It's neither life nor death.. BOTH are being changed.. into something still unknown.. dangerous and wonderful. On Nov 17, 1973, she left her body - why?
"Before dying falsehood rises in full swing. Still people understand only the lesson of catastrophe. Will it have to come before they open their eyes?" This is the year of Watergate, of Nixon's first trip to China, the assassination of the Israeli athletes in Munich, the first oil embargo. This is Mother's last lap. A lap strewn with heartrending little cries and stunning visions. The end of one world, the beginning of another.... whether we want it or not. "Sometimes, it is so new and unexpected, it's almost painful." And I would ask her, "But is it a state outside matter?" "I don't go outside of physical life, but.... it looks different. But it is strange. And it is PHYSICAL, that is the extraordinary thing! As if the physical had split in two.... A new state in matter. And it is ruled by something that is not the sun, I don't know what it is.... I am touching another world. Another way of being.... dangerous but wonderful." How I listened to her little breath as she gasped for air, a breath that seemed to come from another side of the world: "There is no difference between life and death. It's neither life nor death, it is.... something. It is not the disappearance of death you understand: BOTH are being changed.... into something still unknown, which seems at once extremely dangerous and absolutely wonderful." And what if "death" were merely the other, MATERIAL side of our human bowl, the sunlit shore for a species to come? A new condition on both sides of the world, in which life and death change into.... something else? "I am treading a very thin and narrow line...." And then this cry, this entreaty: "Let me do the work!" On November 17, 1973, she passed away - why?
Do you like patience?
(Mother hands Satprem her garland of "Patience")
Yes, one needs it, it seems.
What would you like to tell me?
Have you found the new attitude?
I don't know.
I am no longer the same person, I don't know.
All, absolutely all the reactions are new. But I don't find the.... My only impression is that of CLINGING to the Divine every minute of the day. It's the only way out.
That's how the body functions.
The body's experience is that without the Divine, it would... crumble.
That's all.
It has in fact a growing sense of nonexistence—of the absence of a separate individuality (Mother touches the skin of her hands).
But it is well aware that this is only a transitional consciousness—what will be the ultimate consciousness?
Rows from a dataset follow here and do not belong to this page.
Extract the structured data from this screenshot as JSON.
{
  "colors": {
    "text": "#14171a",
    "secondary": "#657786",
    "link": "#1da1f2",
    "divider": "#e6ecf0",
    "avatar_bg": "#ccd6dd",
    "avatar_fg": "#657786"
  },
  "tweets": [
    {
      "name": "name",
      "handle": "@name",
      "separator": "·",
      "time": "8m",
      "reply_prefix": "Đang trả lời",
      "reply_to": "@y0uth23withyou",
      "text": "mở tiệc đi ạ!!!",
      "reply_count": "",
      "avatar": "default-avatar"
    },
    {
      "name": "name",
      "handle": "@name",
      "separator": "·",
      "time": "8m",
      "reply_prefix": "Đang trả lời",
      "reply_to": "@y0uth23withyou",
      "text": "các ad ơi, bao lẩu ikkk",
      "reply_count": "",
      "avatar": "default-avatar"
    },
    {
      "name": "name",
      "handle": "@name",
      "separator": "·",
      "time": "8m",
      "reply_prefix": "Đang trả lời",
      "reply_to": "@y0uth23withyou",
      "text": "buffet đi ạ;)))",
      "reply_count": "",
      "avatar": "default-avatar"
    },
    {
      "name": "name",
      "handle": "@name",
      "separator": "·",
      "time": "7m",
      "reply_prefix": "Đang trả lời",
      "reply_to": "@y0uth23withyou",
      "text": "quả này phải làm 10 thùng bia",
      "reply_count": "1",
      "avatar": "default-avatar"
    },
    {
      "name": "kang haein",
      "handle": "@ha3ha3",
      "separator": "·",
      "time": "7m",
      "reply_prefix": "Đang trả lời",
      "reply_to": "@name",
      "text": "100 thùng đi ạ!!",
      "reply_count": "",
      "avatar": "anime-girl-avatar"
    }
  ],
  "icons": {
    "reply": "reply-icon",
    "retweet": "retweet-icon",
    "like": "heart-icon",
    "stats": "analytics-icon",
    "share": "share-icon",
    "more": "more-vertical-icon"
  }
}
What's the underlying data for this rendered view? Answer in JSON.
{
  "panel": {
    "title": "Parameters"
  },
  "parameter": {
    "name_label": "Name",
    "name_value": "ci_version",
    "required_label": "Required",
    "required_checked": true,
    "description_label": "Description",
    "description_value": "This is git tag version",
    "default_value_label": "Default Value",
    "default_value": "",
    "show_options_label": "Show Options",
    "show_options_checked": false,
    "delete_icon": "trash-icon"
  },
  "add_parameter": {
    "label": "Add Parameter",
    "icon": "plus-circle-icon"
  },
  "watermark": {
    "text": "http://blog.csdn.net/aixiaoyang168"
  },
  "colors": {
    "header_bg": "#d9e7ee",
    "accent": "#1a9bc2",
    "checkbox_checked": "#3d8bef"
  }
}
I don't know.
(silence)
For example, the body asks the Divine, "Give me consciousness." And there's a kind of answer (a wordless answer): "Not yet, you would no longer want to live separated." Like that. If the body enjoyed the complete consciousness of the divine Presence, it would no longer want, no longer want the separate consciousness.
Obviously, there's still a lot of progress to be made.
Nothing to ask?
I don't like to speak.
Yes, Mother.
Page 219
What's left of the personal consciousness feels so stupid!... But when I am like this (gesture, immobile in the Lord)... then, it's nice.